Der neue Bundespräsident Rau bezeichnete in seiner Antrittsrede die Schaffung von Arbeitsplätzen als wichtigste gesellschaftliche Aufgabe. Mit der religiösen Formel "So wahr mir Gott helfe", leistete er die Eidesformel. Raus Vorgänger Herzog, der nach fünf Jahren nicht wieder kandidiert hatte, dankte den Bürgern für Verständnis und Zuneigung. In einem Rückblick auf seine Amtszeit betonte er, daß er stets darauf geachtet habe, sich als Bürger unter Bürgern zu bewegen. Ein "Präsident zum Anfassen" habe er nie sein wollen, wohl aber ein "Präsident zum Ansprechen und zum Verstehen". Zu Beginn der Vereidigungszeremonie hatten Bundestagspräsident Thierse und der Bundesratspräsident, Hessens Regierungschef Koch, dem neuen Staatsoberhaupt eine glückliche Hand gewünscht und Herzogs Präsidentschaft gewürdigt.

Acht Jahre nach dem Parlamentsbeschluß über den Umzug von Bundestag und Bundesregierung nach Berlin würdigten Redner aller Parteien die Bonner Jahre. Kohl, der während seiner 50minütigen Rede auch immer wieder Beifall von den Regierungsparteien erhielt, nannte den Wechsel an die Spree die "Krönung des jahrzehntelangen Strebens der Deutschen nach Einigkeit und Recht und Freiheit". Er mahnte, das "kostbare Erbe, das Bonn an Berlin weitergibt", sorgfältig zu pflegen.
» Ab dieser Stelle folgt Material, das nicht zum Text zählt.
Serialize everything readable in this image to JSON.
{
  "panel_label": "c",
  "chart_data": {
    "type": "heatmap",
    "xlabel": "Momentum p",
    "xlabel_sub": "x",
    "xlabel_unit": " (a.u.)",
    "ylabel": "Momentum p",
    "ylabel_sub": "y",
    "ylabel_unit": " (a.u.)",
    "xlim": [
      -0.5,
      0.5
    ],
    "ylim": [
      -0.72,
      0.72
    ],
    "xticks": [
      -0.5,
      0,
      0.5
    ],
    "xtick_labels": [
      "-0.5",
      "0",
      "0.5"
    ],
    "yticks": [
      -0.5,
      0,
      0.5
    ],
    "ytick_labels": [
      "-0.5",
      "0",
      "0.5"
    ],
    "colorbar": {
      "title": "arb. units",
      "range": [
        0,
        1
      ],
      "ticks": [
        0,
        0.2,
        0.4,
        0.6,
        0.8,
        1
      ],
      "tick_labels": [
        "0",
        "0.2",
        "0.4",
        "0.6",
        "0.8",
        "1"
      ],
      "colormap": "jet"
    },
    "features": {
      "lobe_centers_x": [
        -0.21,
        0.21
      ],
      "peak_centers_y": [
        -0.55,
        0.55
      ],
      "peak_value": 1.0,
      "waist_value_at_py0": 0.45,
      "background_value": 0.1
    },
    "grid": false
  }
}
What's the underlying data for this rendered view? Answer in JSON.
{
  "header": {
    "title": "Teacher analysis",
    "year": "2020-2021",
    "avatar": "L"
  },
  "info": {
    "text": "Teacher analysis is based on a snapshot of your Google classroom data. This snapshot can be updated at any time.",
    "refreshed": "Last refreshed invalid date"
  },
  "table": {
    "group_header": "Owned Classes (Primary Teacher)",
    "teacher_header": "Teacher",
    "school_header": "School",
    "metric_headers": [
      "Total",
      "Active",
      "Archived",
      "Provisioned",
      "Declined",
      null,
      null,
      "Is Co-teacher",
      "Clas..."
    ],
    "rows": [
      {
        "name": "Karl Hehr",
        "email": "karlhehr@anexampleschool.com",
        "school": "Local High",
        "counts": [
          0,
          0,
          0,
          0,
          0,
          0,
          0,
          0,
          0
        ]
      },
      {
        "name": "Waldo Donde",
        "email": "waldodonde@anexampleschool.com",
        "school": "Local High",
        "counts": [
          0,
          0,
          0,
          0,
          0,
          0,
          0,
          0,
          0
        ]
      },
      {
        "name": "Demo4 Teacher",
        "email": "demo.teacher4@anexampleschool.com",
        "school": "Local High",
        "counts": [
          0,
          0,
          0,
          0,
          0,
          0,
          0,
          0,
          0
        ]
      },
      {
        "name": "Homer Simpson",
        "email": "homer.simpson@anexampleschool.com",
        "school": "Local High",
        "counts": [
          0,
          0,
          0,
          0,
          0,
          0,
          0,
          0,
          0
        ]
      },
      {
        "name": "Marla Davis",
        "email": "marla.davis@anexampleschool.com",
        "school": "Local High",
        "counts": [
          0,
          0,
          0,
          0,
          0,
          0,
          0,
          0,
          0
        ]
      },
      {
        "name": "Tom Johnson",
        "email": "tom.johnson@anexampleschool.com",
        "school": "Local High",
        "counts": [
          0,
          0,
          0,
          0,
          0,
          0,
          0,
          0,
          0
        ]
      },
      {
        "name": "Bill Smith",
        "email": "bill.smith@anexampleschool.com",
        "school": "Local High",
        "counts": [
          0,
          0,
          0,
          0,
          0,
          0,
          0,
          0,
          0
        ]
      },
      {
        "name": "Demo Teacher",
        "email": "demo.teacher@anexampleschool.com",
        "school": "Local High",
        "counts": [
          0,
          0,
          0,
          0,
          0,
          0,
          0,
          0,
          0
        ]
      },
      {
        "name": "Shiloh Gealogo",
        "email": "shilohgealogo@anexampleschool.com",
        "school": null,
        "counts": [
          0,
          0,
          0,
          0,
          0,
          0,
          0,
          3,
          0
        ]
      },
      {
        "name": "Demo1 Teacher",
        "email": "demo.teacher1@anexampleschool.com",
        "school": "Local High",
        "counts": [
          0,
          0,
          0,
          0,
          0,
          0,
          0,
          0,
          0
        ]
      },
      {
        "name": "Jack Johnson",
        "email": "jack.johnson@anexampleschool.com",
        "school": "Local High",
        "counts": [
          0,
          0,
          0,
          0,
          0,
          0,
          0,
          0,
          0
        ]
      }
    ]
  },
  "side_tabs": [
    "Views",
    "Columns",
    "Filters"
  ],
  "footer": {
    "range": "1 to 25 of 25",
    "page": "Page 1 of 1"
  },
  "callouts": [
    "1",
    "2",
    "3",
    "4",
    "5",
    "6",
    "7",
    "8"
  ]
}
Er dankte wie alle Redner der Stadt Bonn für ihren "Dienst an der Nation". Sie werde auch künftigen Generationen als "Wiege der zweiten deutschen Demokratie" in Erinnerung bleiben.

Nach den Worten von Thierse zieht der Bundestag zu einem "der glücklichsten Zeitpunkte der deutschen Geschichte" um. Dieser Wechsel dürfe aber nicht zu einer Abkehr oder zur Absage an die in Bonn gestaltete Politik werden. Bundestagsvizepräsidentin Vollmer (Grüne) sprach von einer "atemberaubenden Erfolgsgeschichte". Für den CSU-Landesgruppenchef Glos war Bonn die Wiege eines erfolgreichen Föderalismus in Deutschland. Der FDP-Vorsitzende Gerhardt meinte, in Berlin müsse darauf geachtet werden, daß die "Grundachse" der Bonner Politik nicht verschoben werde. Christa Luft (PDS) sagte, sie und die meisten anderen Ostdeutschen schätzten die Vorzüge von Demokratie und Rechtsstaat.

Bonn kann nach den Worten von NRW-Ministerpräsident Clement (SPD) auch nach dem Umzug der Regierung mit Zuversicht in die Zukunft sehen. Berlins Regierender Bürgermeister Diepgen (CDU) versprach, daß Berlin eine "dienende Hauptstadt" sein werde, die mit "unverbrauchten Ideen" neuen Schwung in die Politik bringen wolle.